C'est ce que j'appelle un film qui se veut "intello". On se réfugie derrière une lenteur calculée, des décors chics, qui ne sont que le reflet d'un film bourgeois qui dépeint une bourgeoisie engoncée et perdue dans des valeurs qui ne lui vont pas.
On a ajouté une pincée de bohême "histoire de", avec un libertinage qui n'a rien a faire là. L'intrigue est plate mais le pire reste ces non dits certainement placés pour faire preuve de subtilité mais qui se révèlent être d'une pesanteur frolant la grossièreté tant ils sont inutiles. La psychologie de comptoir est elle aussi bien présente, l'héroïne aime être caressée donc a un penchant lesbien, raisonnement typiquement masculin...
Heureusement que les acteurs sont là. Tout le film repose sur eux(à défaut d'autre chose), interpréter des personnages ambigus voir incohérents a dû être un exercice difficile. Encore une fois, Edouard Baer nous prouve son talent, on sent son attrait pour ce genre de personnage torturé et pour le milieu littéraire, merci ça sauve le film.
On note aussi, le message du film, pas très délicat. En gros, les filles si votre mec vous a trompé avec son ex qui réapparaît dans votre vie, pas de panique, pour retrouver paix, sérénité et amour en quelques jous, il suffit de vous venger avec le mari de la fille en question, puis faire un trois avec la dite fille et votre cher et tendre. Bien sûr il faut préciser que la maitresse est psychologiquement instable et que lorsque on se sert d'une personne fragile il y a des chances pour que les conséquences soient dramatiques...
Un film sans surprises, et d'un manque de modestie effarant. Je préfère les films sans prétention au moins on est pas déçus !!
Un film typiquement français! Des dialogues un peu "prout prout", des situations qui se veulent subjugantes, outrageantes, étonnantes, touchantes etc... Mais qui, en définitive, sont lamentablement discréditées par l'idiotie de la mise en scène et les dialogues ridicules! Ce film me fait penser à la parodie des inconnus du film où les héroïnes cassent des vases ou regardent la pluie tomber par la fenêtre... Des films pseudo intellectuels et chiants à mourir sont la panacée de certains auteurs et d'un certains public, moi j'estime que la masturbation intellectuelle est à prendre et à exploiter dans une juste mesure...Pas comme ici!
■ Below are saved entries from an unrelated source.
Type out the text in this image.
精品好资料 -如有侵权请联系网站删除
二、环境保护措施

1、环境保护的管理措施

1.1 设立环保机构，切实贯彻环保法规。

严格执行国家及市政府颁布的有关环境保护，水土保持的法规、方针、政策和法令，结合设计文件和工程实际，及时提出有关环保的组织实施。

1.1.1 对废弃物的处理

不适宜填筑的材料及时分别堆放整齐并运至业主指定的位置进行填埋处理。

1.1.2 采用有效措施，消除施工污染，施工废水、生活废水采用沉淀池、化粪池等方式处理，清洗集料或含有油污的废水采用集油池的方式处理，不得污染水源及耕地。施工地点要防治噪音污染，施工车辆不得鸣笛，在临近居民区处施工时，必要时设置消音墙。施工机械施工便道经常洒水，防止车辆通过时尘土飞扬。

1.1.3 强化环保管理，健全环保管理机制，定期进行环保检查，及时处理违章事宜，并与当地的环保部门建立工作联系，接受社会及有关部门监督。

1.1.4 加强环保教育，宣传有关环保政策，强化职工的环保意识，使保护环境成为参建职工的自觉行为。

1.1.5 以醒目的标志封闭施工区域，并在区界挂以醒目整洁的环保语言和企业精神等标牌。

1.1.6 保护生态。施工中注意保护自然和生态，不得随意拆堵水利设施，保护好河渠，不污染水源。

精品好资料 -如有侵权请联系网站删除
A éviter!!!
Grands Dieux que ce film est naze ! 1 h 15 de scènes graveleuses pseudo cérébrales. Edouard Baer joue bien mais a un rôle de crétin. Berling joue superbement les tetes a claque briseur de couples vicieux. Les deux actrices sont dotées d'un jeu aussi plat qu'une limande. Girardeau est le romantique niais par excellence. Les situations sont tellement téléphonées qu'elles sont prévisibles des le début de la scène. Je pense que les Scénaristes acteurs/réalisateurs ont tenté de faire une "insoutenable légereté de lêtre" mais n'est pas Kundera qui veut. le seul mérite du film est de durer 1 h 15.
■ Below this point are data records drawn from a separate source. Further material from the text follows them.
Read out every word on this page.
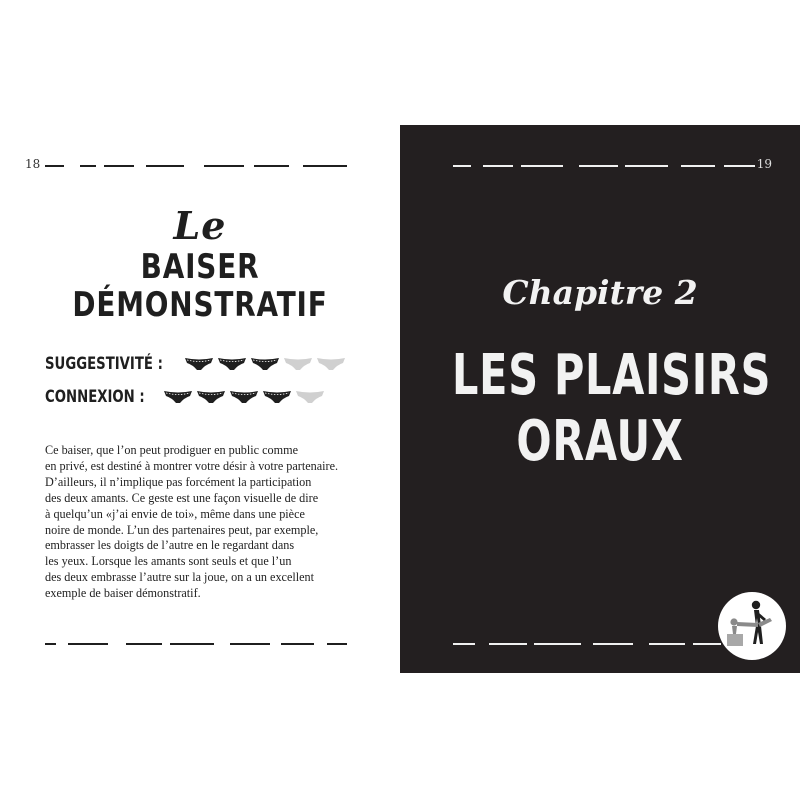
18
Le
BAISER
DÉMONSTRATIF
SUGGESTIVITÉ :
CONNEXION :
Ce baiser, que l’on peut prodiguer en public comme
en privé, est destiné à montrer votre désir à votre partenaire.
D’ailleurs, il n’implique pas forcément la participation
des deux amants. Ce geste est une façon visuelle de dire
à quelqu’un «j’ai envie de toi», même dans une pièce
noire de monde. L’un des partenaires peut, par exemple,
embrasser les doigts de l’autre en le regardant dans
les yeux. Lorsque les amants sont seuls et que l’un
des deux embrasse l’autre sur la joue, on a un excellent
exemple de baiser démonstratif.
19
Chapitre 2
LES PLAISIRS
ORAUX
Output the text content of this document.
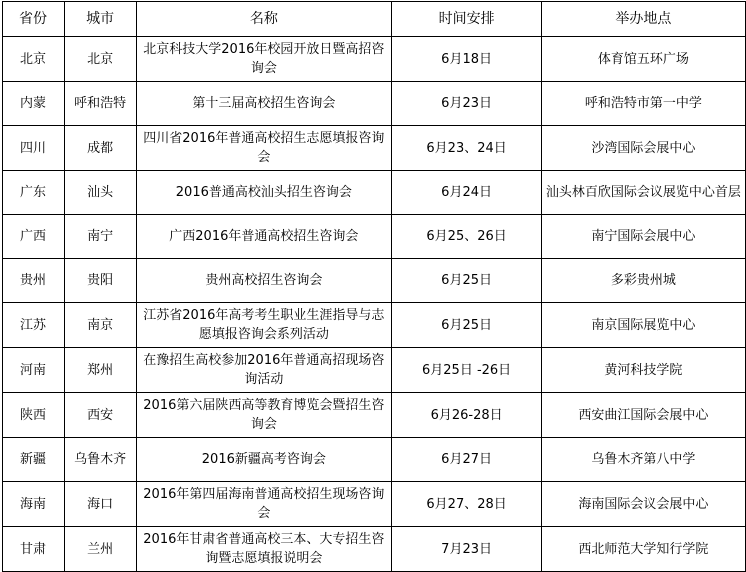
省份	城市	名称	时间安排	举办地点
北京	北京	北京科技大学2016年校园开放日暨高招咨询会	6月18日	体育馆五环广场
内蒙	呼和浩特	第十三届高校招生咨询会	6月23日	呼和浩特市第一中学
四川	成都	四川省2016年普通高校招生志愿填报咨询会	6月23、24日	沙湾国际会展中心
广东	汕头	2016普通高校汕头招生咨询会	6月24日	汕头林百欣国际会议展览中心首层
广西	南宁	广西2016年普通高校招生咨询会	6月25、26日	南宁国际会展中心
贵州	贵阳	贵州高校招生咨询会	6月25日	多彩贵州城
江苏	南京	江苏省2016年高考考生职业生涯指导与志愿填报咨询会系列活动	6月25日	南京国际展览中心
河南	郑州	在豫招生高校参加2016年普通高招现场咨询活动	6月25日 -26日	黄河科技学院
陕西	西安	2016第六届陕西高等教育博览会暨招生咨询会	6月26-28日	西安曲江国际会展中心
新疆	乌鲁木齐	2016新疆高考咨询会	6月27日	乌鲁木齐第八中学
海南	海口	2016年第四届海南普通高校招生现场咨询会	6月27、28日	海南国际会议会展中心
甘肃	兰州	2016年甘肃省普通高校三本、大专招生咨询暨志愿填报说明会	7月23日	西北师范大学知行学院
Les dialogues surtout emportent l'adhesion pour ce film aux situations étonnantes. Geraldine Pailhas et Charles Berling sont exeptionnels. Mais la mise en scène est un peu faible ainsi que Marina de Van qui joue son role sans nuance. (on l'a dejà vu faire ça dans son premier et tres bon film dont je me souviens malheureusement plus le nom)
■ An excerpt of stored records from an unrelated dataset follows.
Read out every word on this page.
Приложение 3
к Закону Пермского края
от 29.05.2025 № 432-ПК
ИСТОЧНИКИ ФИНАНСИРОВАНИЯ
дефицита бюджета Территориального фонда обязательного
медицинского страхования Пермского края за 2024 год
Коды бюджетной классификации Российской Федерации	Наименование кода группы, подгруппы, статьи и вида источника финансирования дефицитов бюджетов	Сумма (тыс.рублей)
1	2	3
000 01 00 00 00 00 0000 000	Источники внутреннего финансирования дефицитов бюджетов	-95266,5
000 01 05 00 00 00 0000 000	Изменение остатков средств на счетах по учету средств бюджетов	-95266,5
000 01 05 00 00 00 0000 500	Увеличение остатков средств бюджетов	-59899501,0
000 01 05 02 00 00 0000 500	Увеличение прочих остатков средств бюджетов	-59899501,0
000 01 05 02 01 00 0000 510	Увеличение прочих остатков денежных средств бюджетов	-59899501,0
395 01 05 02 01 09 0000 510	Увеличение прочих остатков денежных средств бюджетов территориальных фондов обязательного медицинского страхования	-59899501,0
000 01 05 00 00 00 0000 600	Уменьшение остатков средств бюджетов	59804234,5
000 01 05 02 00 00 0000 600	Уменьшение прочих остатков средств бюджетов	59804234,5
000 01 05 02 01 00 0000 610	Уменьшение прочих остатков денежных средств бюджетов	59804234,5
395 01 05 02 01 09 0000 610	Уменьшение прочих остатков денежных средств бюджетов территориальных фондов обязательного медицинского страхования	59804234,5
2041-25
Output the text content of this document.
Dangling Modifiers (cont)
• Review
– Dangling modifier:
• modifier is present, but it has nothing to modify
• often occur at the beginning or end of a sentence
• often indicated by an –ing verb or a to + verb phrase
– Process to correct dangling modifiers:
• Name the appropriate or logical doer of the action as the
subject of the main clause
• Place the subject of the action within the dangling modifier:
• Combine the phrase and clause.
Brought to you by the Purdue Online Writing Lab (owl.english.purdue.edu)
Bon, il faut voir le côté positif de ce film. D'une part, on y trouve le gigantesque Edouard Baer qui a ici malheureusement bien des misères (quoique...). D'autre part, le spectateur masculin a le délice de mater quelques filles nues s'embrassant même parfois, ce qui est ma foi une vision tout à fait charmante et croustillante. Mis à part ces petits bonheurs, "Je pense à vous" se révèle bien maigre et inconsistant. C'est un film avant tout parisianiste nous montrant une histoire bien peu intéressante dans un milieu peu intéressant (ou qui n'intéresse que le réalisateur et un certain microcosme). Bref, n'y pensons plus.